As I write this, current donations to help Phoebe are at $3751.77! You people seriously rock!Seriously huge thank-yous to Scout, Rabbitch, Wendy, Franklin, knitnzu, and anyone else I may have missed for putting the word out. I believe we may be able to cover most, if not all, of Phoebe's immediate expenses, though I'm not certain at this point if there will be any breakdown or additional surgery needed to address her soft tissue injuries. If there is any left over, it will most assuredly go into the clinic fund to help some other family in need.

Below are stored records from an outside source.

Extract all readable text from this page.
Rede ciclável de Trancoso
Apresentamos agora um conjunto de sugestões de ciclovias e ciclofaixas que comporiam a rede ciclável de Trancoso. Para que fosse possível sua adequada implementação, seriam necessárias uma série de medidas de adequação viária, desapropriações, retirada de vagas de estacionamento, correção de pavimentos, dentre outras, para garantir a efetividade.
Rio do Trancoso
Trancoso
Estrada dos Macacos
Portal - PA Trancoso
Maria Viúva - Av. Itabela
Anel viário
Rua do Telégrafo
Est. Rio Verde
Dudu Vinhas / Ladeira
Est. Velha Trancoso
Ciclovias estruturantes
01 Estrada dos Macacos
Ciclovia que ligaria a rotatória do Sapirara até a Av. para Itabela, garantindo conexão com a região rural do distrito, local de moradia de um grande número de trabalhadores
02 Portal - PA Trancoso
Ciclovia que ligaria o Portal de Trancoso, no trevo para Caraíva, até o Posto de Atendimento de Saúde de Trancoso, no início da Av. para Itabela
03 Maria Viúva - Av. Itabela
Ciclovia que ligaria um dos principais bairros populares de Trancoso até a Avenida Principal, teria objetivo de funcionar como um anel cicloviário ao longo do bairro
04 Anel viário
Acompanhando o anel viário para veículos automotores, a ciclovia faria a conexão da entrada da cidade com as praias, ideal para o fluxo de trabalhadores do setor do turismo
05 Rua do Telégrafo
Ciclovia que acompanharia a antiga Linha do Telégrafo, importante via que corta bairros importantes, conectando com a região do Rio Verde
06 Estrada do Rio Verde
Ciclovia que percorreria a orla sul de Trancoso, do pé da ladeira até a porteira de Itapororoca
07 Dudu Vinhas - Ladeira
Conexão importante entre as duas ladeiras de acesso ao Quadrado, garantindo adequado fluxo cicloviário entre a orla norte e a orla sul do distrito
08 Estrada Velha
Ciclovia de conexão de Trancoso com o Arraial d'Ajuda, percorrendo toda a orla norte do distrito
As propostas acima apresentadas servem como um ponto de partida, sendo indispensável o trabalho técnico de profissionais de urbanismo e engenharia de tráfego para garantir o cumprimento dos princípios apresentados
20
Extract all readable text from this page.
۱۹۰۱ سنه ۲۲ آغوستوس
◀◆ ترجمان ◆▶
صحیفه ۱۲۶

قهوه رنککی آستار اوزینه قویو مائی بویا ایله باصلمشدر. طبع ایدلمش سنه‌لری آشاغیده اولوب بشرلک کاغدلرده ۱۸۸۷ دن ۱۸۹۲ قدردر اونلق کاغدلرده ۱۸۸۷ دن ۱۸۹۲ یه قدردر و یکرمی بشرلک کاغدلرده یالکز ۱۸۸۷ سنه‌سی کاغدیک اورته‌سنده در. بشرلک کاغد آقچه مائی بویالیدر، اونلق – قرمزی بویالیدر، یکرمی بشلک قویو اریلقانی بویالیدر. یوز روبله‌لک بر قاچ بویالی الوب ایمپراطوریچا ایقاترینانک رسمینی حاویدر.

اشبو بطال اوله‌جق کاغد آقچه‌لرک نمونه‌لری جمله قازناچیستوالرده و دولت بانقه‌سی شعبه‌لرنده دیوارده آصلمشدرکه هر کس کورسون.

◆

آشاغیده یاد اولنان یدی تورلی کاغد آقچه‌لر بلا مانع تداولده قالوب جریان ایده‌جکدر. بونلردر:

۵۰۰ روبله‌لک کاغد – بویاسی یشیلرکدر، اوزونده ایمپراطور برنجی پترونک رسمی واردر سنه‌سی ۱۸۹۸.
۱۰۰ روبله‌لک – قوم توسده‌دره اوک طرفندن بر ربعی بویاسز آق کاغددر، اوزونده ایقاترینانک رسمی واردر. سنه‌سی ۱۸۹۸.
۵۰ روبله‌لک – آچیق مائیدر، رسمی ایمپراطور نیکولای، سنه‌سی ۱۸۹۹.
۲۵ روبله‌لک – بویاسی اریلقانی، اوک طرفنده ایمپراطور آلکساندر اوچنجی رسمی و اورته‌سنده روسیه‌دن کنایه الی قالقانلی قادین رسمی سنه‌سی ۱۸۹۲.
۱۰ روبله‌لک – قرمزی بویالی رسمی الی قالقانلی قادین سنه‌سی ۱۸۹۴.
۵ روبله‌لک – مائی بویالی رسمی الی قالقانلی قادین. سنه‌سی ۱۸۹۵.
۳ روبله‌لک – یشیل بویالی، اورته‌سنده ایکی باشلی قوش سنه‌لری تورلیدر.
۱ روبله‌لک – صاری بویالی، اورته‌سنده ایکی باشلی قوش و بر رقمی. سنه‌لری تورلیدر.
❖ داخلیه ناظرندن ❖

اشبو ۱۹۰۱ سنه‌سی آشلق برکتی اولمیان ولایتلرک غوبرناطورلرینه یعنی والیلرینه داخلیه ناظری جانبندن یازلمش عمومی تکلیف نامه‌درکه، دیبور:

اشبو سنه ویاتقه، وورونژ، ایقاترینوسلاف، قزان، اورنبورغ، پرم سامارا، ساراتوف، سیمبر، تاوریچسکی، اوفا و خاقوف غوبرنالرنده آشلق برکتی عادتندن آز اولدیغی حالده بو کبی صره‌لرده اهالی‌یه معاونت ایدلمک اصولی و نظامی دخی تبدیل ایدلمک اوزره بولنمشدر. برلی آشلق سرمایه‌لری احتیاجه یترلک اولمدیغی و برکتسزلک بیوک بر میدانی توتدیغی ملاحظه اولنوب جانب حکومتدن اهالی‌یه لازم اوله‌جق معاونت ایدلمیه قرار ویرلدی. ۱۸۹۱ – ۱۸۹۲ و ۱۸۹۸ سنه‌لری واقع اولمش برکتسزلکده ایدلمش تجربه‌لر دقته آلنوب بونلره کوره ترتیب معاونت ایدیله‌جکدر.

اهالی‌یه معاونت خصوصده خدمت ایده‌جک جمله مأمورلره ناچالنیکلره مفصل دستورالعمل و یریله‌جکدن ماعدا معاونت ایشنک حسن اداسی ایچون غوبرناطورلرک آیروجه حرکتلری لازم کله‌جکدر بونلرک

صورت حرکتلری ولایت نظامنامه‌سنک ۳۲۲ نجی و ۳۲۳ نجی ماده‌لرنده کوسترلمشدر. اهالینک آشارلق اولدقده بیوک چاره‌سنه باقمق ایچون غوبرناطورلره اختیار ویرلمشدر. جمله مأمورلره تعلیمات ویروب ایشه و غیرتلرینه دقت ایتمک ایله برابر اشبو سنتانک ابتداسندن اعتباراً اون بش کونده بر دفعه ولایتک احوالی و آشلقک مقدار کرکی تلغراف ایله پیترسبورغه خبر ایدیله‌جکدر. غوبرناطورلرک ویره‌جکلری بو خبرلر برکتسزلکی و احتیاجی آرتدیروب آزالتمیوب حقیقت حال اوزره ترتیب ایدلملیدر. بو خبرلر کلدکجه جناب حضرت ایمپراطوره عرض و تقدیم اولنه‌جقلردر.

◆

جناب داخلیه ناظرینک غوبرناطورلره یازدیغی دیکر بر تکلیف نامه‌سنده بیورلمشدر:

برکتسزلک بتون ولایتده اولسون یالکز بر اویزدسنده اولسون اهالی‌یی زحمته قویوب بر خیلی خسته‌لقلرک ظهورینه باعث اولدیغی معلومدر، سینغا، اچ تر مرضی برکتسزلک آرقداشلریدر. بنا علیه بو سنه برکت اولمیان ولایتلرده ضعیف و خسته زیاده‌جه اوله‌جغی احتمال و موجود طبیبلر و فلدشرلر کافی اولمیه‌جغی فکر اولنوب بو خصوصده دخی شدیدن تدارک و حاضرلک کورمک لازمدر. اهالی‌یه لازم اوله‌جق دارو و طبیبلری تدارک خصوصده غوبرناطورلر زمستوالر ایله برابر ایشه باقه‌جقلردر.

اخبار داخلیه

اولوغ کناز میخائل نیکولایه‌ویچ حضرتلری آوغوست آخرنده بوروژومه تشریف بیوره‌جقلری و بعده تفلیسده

And since a number of people have commented that they didn't have much to donate, I thought I'd share a little bit of info about the donations coming in. While there have been a few folks who have been able to donate quite a bit more, the vast majority of donations coming in have been $25 and under. The average (mean) donation is $20.39 and the median donation is $15. This is really a case of a lot of people giving just a little bit and making a huge difference.

When Phoebe left here on Monday afternoon, we also got word that Mr. Smith's condition was improving. His wounds were so severe, that doctors were afraid they might end up having to amputate one of his legs. When they took him back to surgery on Monday, they decided that they likely would not need to, which was very good news. I'm sure that he's got a long road to recovery and from the sound of things he may have some long-lasting effects, so it's especially nice to know that you have all helped to lessen this family's burden a bit. Thank you, thank you, thank you!